In developing countries with a lack of child labor laws and early marriage for females, the age of adulthood is understandably much earlier than ours, generally ranging from 12-14. However, in developed states, the minimum age of adulthood is 15-16.
Various factors legally determine “adulthood:” the right to marry, to vote, to enter military service, to drive, and to purchase and consume alcohol. In the United States, 16-year-old citizens may maneuver 4000lbs of steel around on busy streets and highways, yet they are not mature enough to rent a car until 25. Not to mention our ludicrous drinking age.
None of these factors justify being an adult, or being tried as an adult. That is a psychological issue that should be considered as such, instead of the legal ability to purchase alcohol.

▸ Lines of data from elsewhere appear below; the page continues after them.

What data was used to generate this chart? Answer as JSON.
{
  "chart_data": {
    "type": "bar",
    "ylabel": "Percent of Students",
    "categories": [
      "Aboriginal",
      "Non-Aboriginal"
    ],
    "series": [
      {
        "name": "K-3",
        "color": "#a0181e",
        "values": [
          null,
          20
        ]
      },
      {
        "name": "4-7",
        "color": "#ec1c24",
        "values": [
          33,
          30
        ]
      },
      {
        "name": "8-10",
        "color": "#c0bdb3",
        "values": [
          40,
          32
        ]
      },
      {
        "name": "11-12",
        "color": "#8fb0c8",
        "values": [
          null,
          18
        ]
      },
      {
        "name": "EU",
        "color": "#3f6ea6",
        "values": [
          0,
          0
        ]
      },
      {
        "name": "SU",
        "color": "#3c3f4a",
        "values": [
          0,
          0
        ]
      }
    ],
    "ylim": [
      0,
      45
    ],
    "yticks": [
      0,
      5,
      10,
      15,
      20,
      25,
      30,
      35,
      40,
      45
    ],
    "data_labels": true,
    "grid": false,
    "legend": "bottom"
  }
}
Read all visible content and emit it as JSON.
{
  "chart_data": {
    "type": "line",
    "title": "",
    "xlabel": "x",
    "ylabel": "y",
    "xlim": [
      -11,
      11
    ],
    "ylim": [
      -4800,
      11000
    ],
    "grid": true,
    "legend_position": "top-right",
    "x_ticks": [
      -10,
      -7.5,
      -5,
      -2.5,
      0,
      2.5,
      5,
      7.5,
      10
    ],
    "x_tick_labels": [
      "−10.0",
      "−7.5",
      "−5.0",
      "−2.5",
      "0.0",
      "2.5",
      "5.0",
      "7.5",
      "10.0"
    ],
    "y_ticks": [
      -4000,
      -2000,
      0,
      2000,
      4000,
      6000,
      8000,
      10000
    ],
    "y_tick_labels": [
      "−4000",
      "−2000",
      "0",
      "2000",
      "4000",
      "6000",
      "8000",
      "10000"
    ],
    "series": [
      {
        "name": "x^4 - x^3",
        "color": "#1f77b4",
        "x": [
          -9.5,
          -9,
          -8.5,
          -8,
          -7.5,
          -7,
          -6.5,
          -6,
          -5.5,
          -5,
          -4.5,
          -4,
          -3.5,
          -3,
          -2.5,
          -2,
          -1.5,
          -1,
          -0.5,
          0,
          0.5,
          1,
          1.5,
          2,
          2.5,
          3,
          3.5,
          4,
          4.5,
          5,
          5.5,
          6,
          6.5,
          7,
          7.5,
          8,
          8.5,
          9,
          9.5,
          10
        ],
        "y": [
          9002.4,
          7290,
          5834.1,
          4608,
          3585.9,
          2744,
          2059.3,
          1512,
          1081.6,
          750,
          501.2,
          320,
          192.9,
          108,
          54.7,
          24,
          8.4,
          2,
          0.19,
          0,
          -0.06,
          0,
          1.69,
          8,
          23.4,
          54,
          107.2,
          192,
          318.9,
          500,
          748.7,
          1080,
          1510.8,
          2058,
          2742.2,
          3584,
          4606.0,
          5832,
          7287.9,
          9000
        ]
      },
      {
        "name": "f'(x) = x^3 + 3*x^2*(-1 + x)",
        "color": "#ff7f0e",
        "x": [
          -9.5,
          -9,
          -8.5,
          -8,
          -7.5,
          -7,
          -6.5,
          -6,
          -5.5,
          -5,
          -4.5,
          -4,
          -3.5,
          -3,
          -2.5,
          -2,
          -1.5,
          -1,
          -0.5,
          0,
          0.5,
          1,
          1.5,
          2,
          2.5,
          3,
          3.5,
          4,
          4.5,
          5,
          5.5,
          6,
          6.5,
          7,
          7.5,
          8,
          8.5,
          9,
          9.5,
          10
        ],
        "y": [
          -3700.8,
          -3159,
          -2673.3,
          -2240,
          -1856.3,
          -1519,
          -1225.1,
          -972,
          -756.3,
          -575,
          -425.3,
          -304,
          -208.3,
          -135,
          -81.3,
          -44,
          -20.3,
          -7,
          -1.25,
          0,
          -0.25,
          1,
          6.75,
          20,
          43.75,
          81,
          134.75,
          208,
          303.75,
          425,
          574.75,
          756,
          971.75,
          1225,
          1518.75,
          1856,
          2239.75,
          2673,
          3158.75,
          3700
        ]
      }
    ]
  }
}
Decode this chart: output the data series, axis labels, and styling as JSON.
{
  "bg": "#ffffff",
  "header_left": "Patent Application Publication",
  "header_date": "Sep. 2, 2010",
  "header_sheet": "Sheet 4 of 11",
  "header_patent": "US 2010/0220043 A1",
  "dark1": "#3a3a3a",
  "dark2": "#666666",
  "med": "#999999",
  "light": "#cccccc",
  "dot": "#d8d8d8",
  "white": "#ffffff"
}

By their teens, humans understand doubt, shame and guilt, all sensations felt after committing an atrocious crime. Unless the individual is psychologically unwell, as is often considered in adult cases, they inevitably experience these emotions.
Psychologist Erik Erikson developed typologies for stages of psychosocial development, stating that in the first year and a half of a child’s life it learns to trust or mistrust. Between one and three years old, a child experiences shame and doubt, and from roughly three to six years of age, a child learns guilt.
Erikson’s work claims that 6-year-olds understand that their actions have consequences, which is hard to deny when children are seen to be evading punishment after doing something wrong or openly expressing guilt after causing trouble.
If a child learns shame, doubt and guilt by the time he or she is six, then the ability to foresee consequences should be present by the teenage years.
A year after murdering Ed McMichael, one of the teens turned 18 and committed a robbery, for which he was treated and punished as an adult. A mild crime received full penalty in the adult world, while the teen’s earlier case of manslaughter simply got him a little over a year in juvenile detention. Supposedly, the teen was not mature enough at 17 years old to be guilty of murder, but a year later was fully convicted of robbery.
Even more than merely serving justice we must consider those who are targeted by the misled actions of teenagers. Ed McMichael’s murder is no less significant because the murderer was not an adult. It is almost more ludicrous that he could die at the hands of someone so young.
The prosecution of youth needs to be reevaluated, analyzing the psychological maturity of a suspect and holding them accountable for their illegal and violent actions.